特徴:化学試薬、消耗品、廃水排出ガスが不要で、現場の迅速な検査に適しているが、精度は実験室の方法よりやや低い。カドミウム(Cd)、水銀(Hg)、鉛(Pb)、ヒ素(As)、クロム(Cr)、ニッケル(Ni)、銅(Cu)、亜鉛(Zn)など20種類以上の元素を検出でき、一部の機器では0.16 mg/kgまで検出された。
2.陽極溶出ボルタンメトリー法
原理:電解作用により、重金属イオンを電極上で金属に還元して電極に溶解させ、その後、溶出電流の大きさに基づいて重金属イオンの濃度を測定する。

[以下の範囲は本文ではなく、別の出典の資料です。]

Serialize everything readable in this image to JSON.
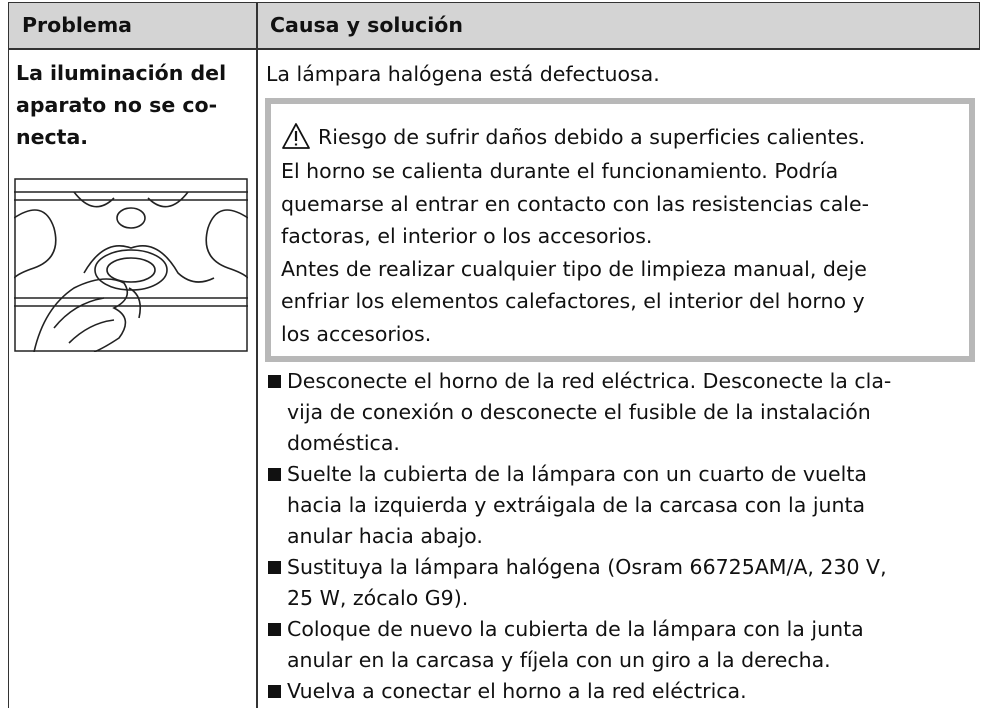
{
  "table": {
    "header": [
      "Problema",
      "Causa y solución"
    ],
    "problem_lines": [
      "La iluminación del",
      "aparato no se co-",
      "necta."
    ],
    "cause": "La lámpara halógena está defectuosa.",
    "warning": {
      "title": "Riesgo de sufrir daños debido a superficies calientes.",
      "lines": [
        "El horno se calienta durante el funcionamiento. Podría",
        "quemarse al entrar en contacto con las resistencias cale-",
        "factoras, el interior o los accesorios.",
        "Antes de realizar cualquier tipo de limpieza manual, deje",
        "enfriar los elementos calefactores, el interior del horno y",
        "los accesorios."
      ]
    },
    "steps": [
      [
        "Desconecte el horno de la red eléctrica. Desconecte la cla-",
        "vija de conexión o desconecte el fusible de la instalación",
        "doméstica."
      ],
      [
        "Suelte la cubierta de la lámpara con un cuarto de vuelta",
        "hacia la izquierda y extráigala de la carcasa con la junta",
        "anular hacia abajo."
      ],
      [
        "Sustituya la lámpara halógena (Osram 66725AM/A, 230 V,",
        "25 W, zócalo G9)."
      ],
      [
        "Coloque de nuevo la cubierta de la lámpara con la junta",
        "anular en la carcasa y fíjela con un giro a la derecha."
      ],
      [
        "Vuelva a conectar el horno a la red eléctrica."
      ]
    ]
  }
}
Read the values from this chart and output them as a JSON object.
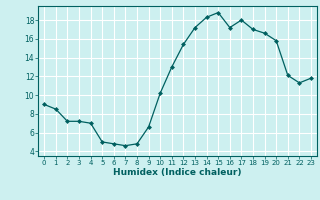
{
  "x": [
    0,
    1,
    2,
    3,
    4,
    5,
    6,
    7,
    8,
    9,
    10,
    11,
    12,
    13,
    14,
    15,
    16,
    17,
    18,
    19,
    20,
    21,
    22,
    23
  ],
  "y": [
    9,
    8.5,
    7.2,
    7.2,
    7,
    5,
    4.8,
    4.6,
    4.8,
    6.6,
    10.2,
    13,
    15.4,
    17.2,
    18.3,
    18.8,
    17.2,
    18.0,
    17.0,
    16.6,
    15.8,
    12.1,
    11.3,
    11.8
  ],
  "line_color": "#006060",
  "marker": "D",
  "marker_size": 2,
  "xlabel": "Humidex (Indice chaleur)",
  "ylim": [
    3.5,
    19.5
  ],
  "xlim": [
    -0.5,
    23.5
  ],
  "yticks": [
    4,
    6,
    8,
    10,
    12,
    14,
    16,
    18
  ],
  "xticks": [
    0,
    1,
    2,
    3,
    4,
    5,
    6,
    7,
    8,
    9,
    10,
    11,
    12,
    13,
    14,
    15,
    16,
    17,
    18,
    19,
    20,
    21,
    22,
    23
  ],
  "bg_color": "#cdf0f0",
  "grid_color": "#ffffff",
  "axes_color": "#006060"
}
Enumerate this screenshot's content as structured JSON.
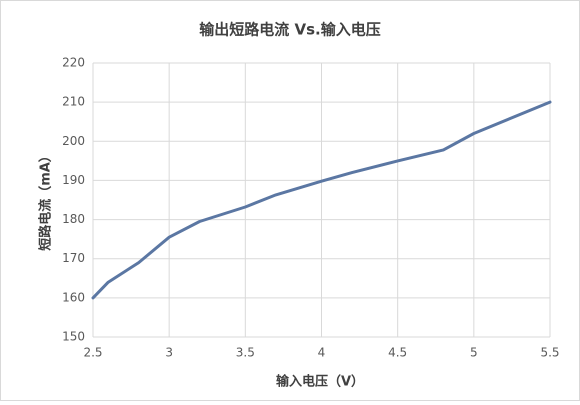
{
  "chart_data": {
    "type": "line",
    "title": "输出短路电流 Vs.输入电压",
    "x_label": "输入电压（V）",
    "y_label": "短路电流（mA）",
    "x": [
      2.5,
      2.6,
      2.8,
      3.0,
      3.2,
      3.5,
      3.7,
      4.0,
      4.2,
      4.5,
      4.8,
      5.0,
      5.5
    ],
    "series": [
      {
        "name": "短路电流",
        "color": "#5b77a3",
        "values": [
          160,
          164,
          169,
          175.5,
          179.5,
          183.2,
          186.3,
          189.8,
          192,
          195,
          197.8,
          202,
          210
        ]
      }
    ],
    "xlim": [
      2.5,
      5.5
    ],
    "xticks": [
      2.5,
      3,
      3.5,
      4,
      4.5,
      5,
      5.5
    ],
    "ylim": [
      150,
      220
    ],
    "yticks": [
      150,
      160,
      170,
      180,
      190,
      200,
      210,
      220
    ],
    "grid": true
  }
}
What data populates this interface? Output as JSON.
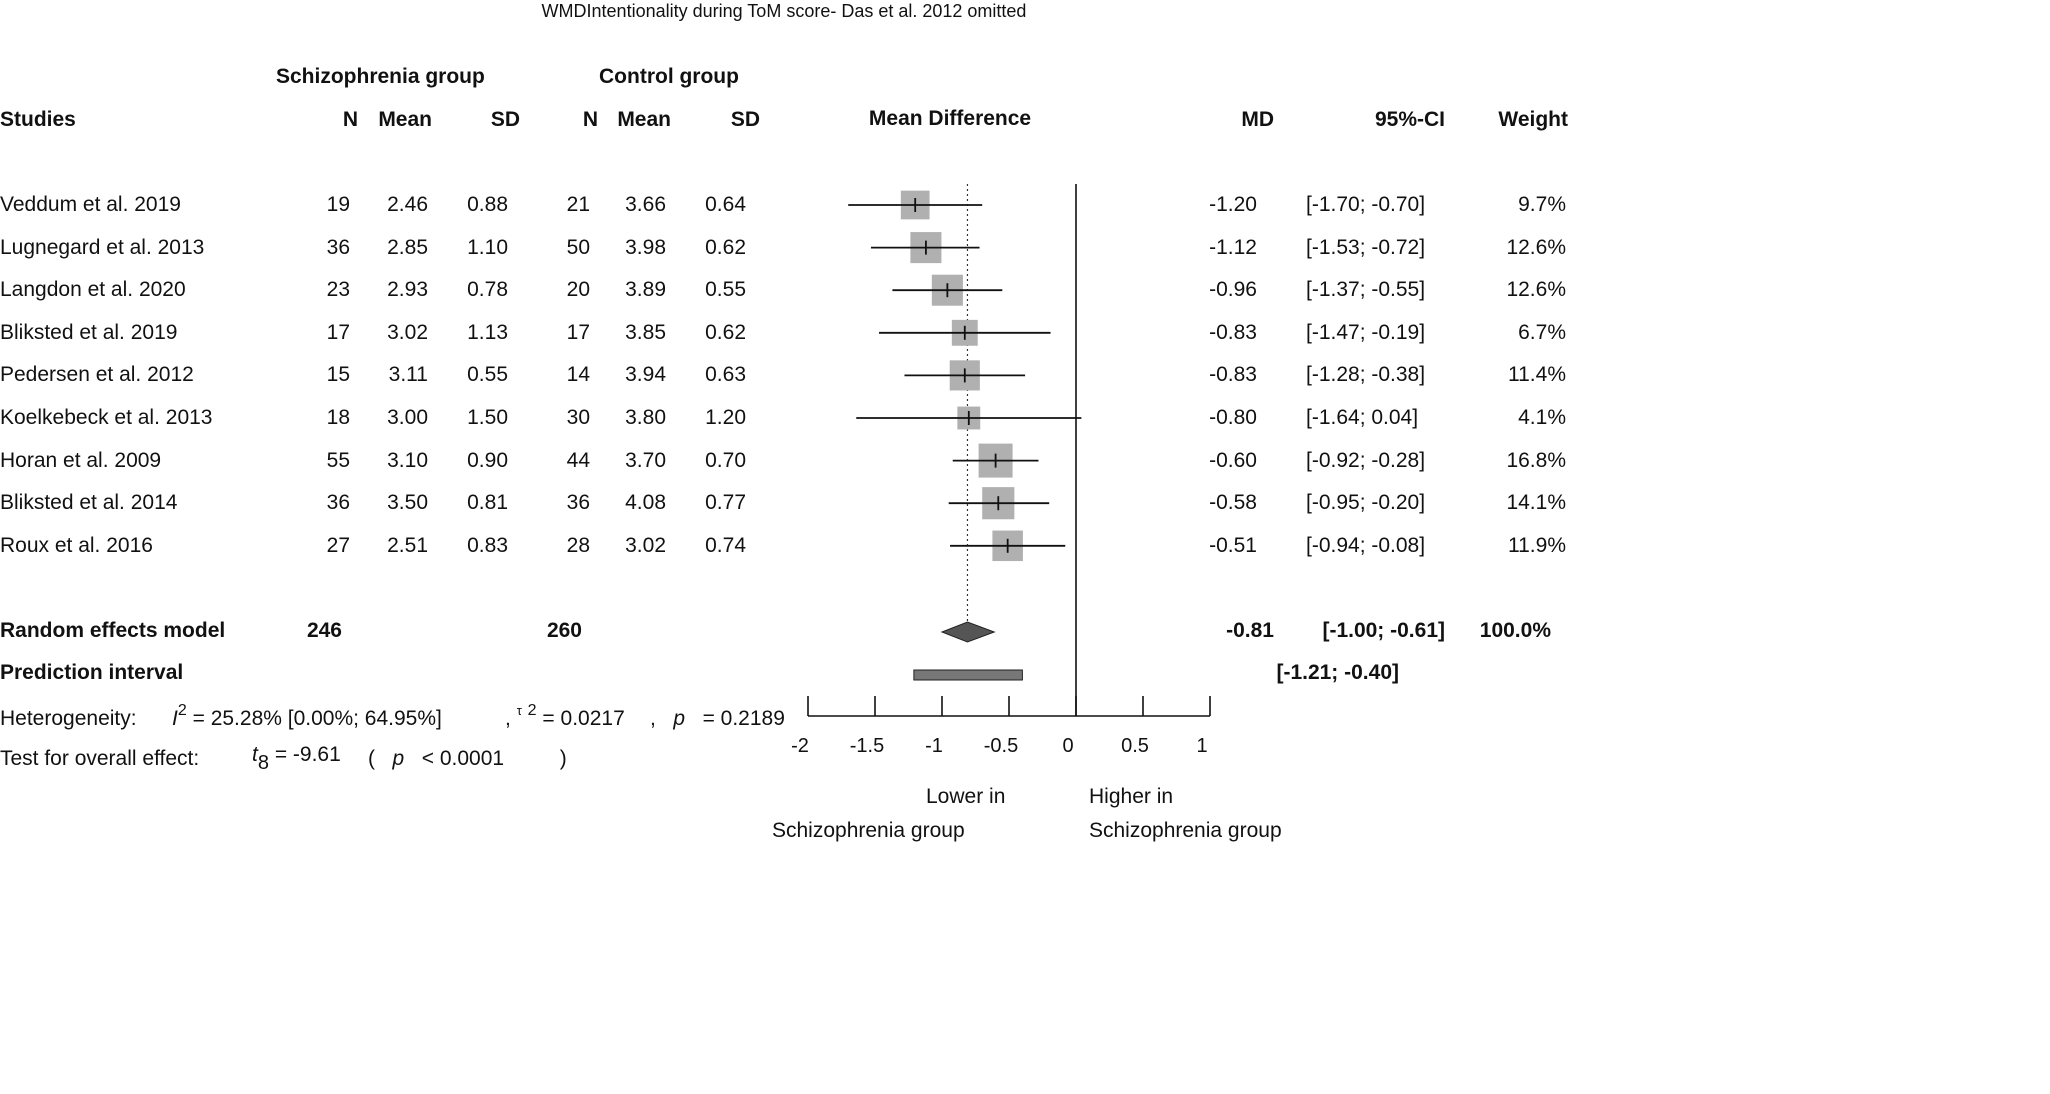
{
  "title": "WMDIntentionality during ToM score- Das et al. 2012 omitted",
  "headers": {
    "group1": "Schizophrenia group",
    "group2": "Control group",
    "studies": "Studies",
    "n": "N",
    "mean": "Mean",
    "sd": "SD",
    "mean_difference": "Mean Difference",
    "md": "MD",
    "ci": "95%-CI",
    "weight": "Weight"
  },
  "studies": [
    {
      "name": "Veddum et al. 2019",
      "n1": "19",
      "mean1": "2.46",
      "sd1": "0.88",
      "n2": "21",
      "mean2": "3.66",
      "sd2": "0.64",
      "md": "-1.20",
      "ci": "[-1.70; -0.70]",
      "weight": "9.7%"
    },
    {
      "name": "Lugnegard et al. 2013",
      "n1": "36",
      "mean1": "2.85",
      "sd1": "1.10",
      "n2": "50",
      "mean2": "3.98",
      "sd2": "0.62",
      "md": "-1.12",
      "ci": "[-1.53; -0.72]",
      "weight": "12.6%"
    },
    {
      "name": "Langdon et al. 2020",
      "n1": "23",
      "mean1": "2.93",
      "sd1": "0.78",
      "n2": "20",
      "mean2": "3.89",
      "sd2": "0.55",
      "md": "-0.96",
      "ci": "[-1.37; -0.55]",
      "weight": "12.6%"
    },
    {
      "name": "Bliksted et al. 2019",
      "n1": "17",
      "mean1": "3.02",
      "sd1": "1.13",
      "n2": "17",
      "mean2": "3.85",
      "sd2": "0.62",
      "md": "-0.83",
      "ci": "[-1.47; -0.19]",
      "weight": "6.7%"
    },
    {
      "name": "Pedersen et al. 2012",
      "n1": "15",
      "mean1": "3.11",
      "sd1": "0.55",
      "n2": "14",
      "mean2": "3.94",
      "sd2": "0.63",
      "md": "-0.83",
      "ci": "[-1.28; -0.38]",
      "weight": "11.4%"
    },
    {
      "name": "Koelkebeck et al. 2013",
      "n1": "18",
      "mean1": "3.00",
      "sd1": "1.50",
      "n2": "30",
      "mean2": "3.80",
      "sd2": "1.20",
      "md": "-0.80",
      "ci": "[-1.64;  0.04]",
      "weight": "4.1%"
    },
    {
      "name": "Horan et al. 2009",
      "n1": "55",
      "mean1": "3.10",
      "sd1": "0.90",
      "n2": "44",
      "mean2": "3.70",
      "sd2": "0.70",
      "md": "-0.60",
      "ci": "[-0.92; -0.28]",
      "weight": "16.8%"
    },
    {
      "name": "Bliksted et al. 2014",
      "n1": "36",
      "mean1": "3.50",
      "sd1": "0.81",
      "n2": "36",
      "mean2": "4.08",
      "sd2": "0.77",
      "md": "-0.58",
      "ci": "[-0.95; -0.20]",
      "weight": "14.1%"
    },
    {
      "name": "Roux et al. 2016",
      "n1": "27",
      "mean1": "2.51",
      "sd1": "0.83",
      "n2": "28",
      "mean2": "3.02",
      "sd2": "0.74",
      "md": "-0.51",
      "ci": "[-0.94; -0.08]",
      "weight": "11.9%"
    }
  ],
  "random_effects": {
    "label": "Random effects model",
    "n1": "246",
    "n2": "260",
    "md": "-0.81",
    "ci": "[-1.00; -0.61]",
    "weight": "100.0%"
  },
  "prediction": {
    "label": "Prediction interval",
    "ci": "[-1.21; -0.40]"
  },
  "heterogeneity": {
    "label": "Heterogeneity:",
    "i2_symbol": "I",
    "i2_power": "2",
    "i2_text": "= 25.28% [0.00%; 64.95%]",
    "tau_prefix": ",",
    "tau_symbol": "τ",
    "tau_power": "2",
    "tau_text": "= 0.0217",
    "p_prefix": ",",
    "p_symbol": "p",
    "p_text": "= 0.2189"
  },
  "overall_effect": {
    "label": "Test for overall effect:",
    "t_symbol": "t",
    "t_sub": "8",
    "t_text": "=   -9.61",
    "p_open": "(",
    "p_symbol": "p",
    "p_text": "< 0.0001",
    "p_close": ")"
  },
  "axis_labels": {
    "left_line1": "Lower in",
    "left_line2": "Schizophrenia group",
    "right_line1": "Higher in",
    "right_line2": "Schizophrenia group"
  },
  "chart_data": {
    "type": "forest",
    "title": "WMDIntentionality during ToM score- Das et al. 2012 omitted",
    "xlim": [
      -2,
      1
    ],
    "xticks": [
      -2,
      -1.5,
      -1,
      -0.5,
      0,
      0.5,
      1
    ],
    "xtick_labels": [
      "-2",
      "-1.5",
      "-1",
      "-0.5",
      "0",
      "0.5",
      "1"
    ],
    "reference_line": 0,
    "summary_line": -0.81,
    "studies": [
      {
        "name": "Veddum et al. 2019",
        "md": -1.2,
        "lower": -1.7,
        "upper": -0.7,
        "weight": 9.7
      },
      {
        "name": "Lugnegard et al. 2013",
        "md": -1.12,
        "lower": -1.53,
        "upper": -0.72,
        "weight": 12.6
      },
      {
        "name": "Langdon et al. 2020",
        "md": -0.96,
        "lower": -1.37,
        "upper": -0.55,
        "weight": 12.6
      },
      {
        "name": "Bliksted et al. 2019",
        "md": -0.83,
        "lower": -1.47,
        "upper": -0.19,
        "weight": 6.7
      },
      {
        "name": "Pedersen et al. 2012",
        "md": -0.83,
        "lower": -1.28,
        "upper": -0.38,
        "weight": 11.4
      },
      {
        "name": "Koelkebeck et al. 2013",
        "md": -0.8,
        "lower": -1.64,
        "upper": 0.04,
        "weight": 4.1
      },
      {
        "name": "Horan et al. 2009",
        "md": -0.6,
        "lower": -0.92,
        "upper": -0.28,
        "weight": 16.8
      },
      {
        "name": "Bliksted et al. 2014",
        "md": -0.58,
        "lower": -0.95,
        "upper": -0.2,
        "weight": 14.1
      },
      {
        "name": "Roux et al. 2016",
        "md": -0.51,
        "lower": -0.94,
        "upper": -0.08,
        "weight": 11.9
      }
    ],
    "pooled": {
      "md": -0.81,
      "lower": -1.0,
      "upper": -0.61
    },
    "prediction_interval": {
      "lower": -1.21,
      "upper": -0.4
    },
    "colors": {
      "square": "#b0b0b0",
      "diamond": "#555555",
      "prediction": "#777777",
      "line": "#111111"
    }
  }
}
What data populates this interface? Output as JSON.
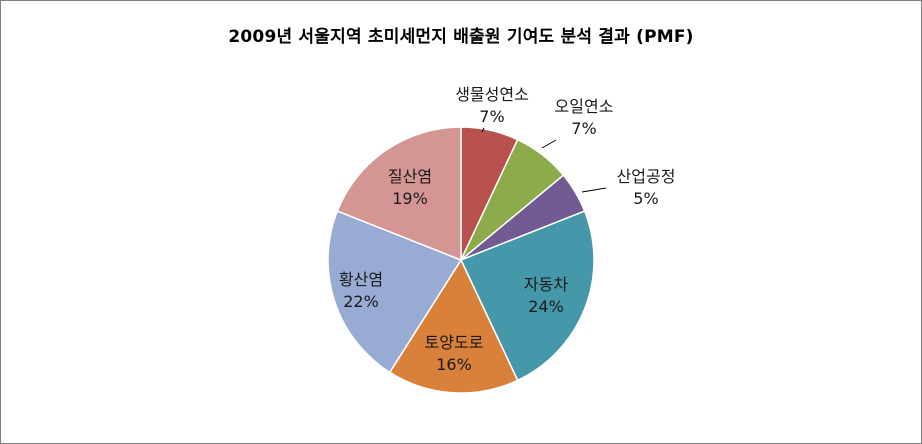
{
  "chart_data": {
    "type": "pie",
    "title": "2009년 서울지역 초미세먼지 배출원 기여도 분석 결과 (PMF)",
    "slices": [
      {
        "label": "생물성연소",
        "value": 7,
        "display": "7%",
        "color": "#b9514f"
      },
      {
        "label": "오일연소",
        "value": 7,
        "display": "7%",
        "color": "#8cab4a"
      },
      {
        "label": "산업공정",
        "value": 5,
        "display": "5%",
        "color": "#725a92"
      },
      {
        "label": "자동차",
        "value": 24,
        "display": "24%",
        "color": "#4597aa"
      },
      {
        "label": "토양도로",
        "value": 16,
        "display": "16%",
        "color": "#d9803b"
      },
      {
        "label": "황산염",
        "value": 22,
        "display": "22%",
        "color": "#97abd3"
      },
      {
        "label": "질산염",
        "value": 19,
        "display": "19%",
        "color": "#d49694"
      }
    ],
    "legend": "none",
    "start_angle": "12 o'clock, clockwise"
  }
}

特徴:特定の重金属に対する検出感度が高く、現場の迅速なスクリーニング検査に適している。
3.湿式消化法結合光度比色法
原理:サンプルが湿式消化された後、すべての形態の重金属はイオン形態に転化し、関連検査試薬を添加した後に発色し、一定濃度範囲内の溶液色の濃淡と重金属の含有量は比例関係を呈し、ランベルト・ビルの法則に従い、更に計器を通じて測定して含有量値を得た。
特徴:操作は比較的簡単であるが、化学試薬が必要であり、廃液が発生する可能性があり、精度の要求が高くない現場スクリーニングに適している。
4.レーザ誘起プラズマ分光法(LIBS)
原理:高出力レーザーが試料表面に作用し、レーザー誘起プラズマを生成し、プラズマ中の原子とイオンスペクトル線を探査することにより成分を決定する。
特徴:検査速度は速いが、設備コストは高く、普及度は低い。
これらの方法にはそれぞれ長所と短所があり、異なる検出シーンとニーズに適している。実際の応用において、測定すべきサンプルの性質、検査精度要求及び現場条件などの要素に基づいて適切な検査方法を選択しなければならない。同時に、検査結果の正確性と信頼性を確保するために、器具の校正、試薬の保存と使用、サンプルの採取と処理などの重要な一環にも注意しなければならない。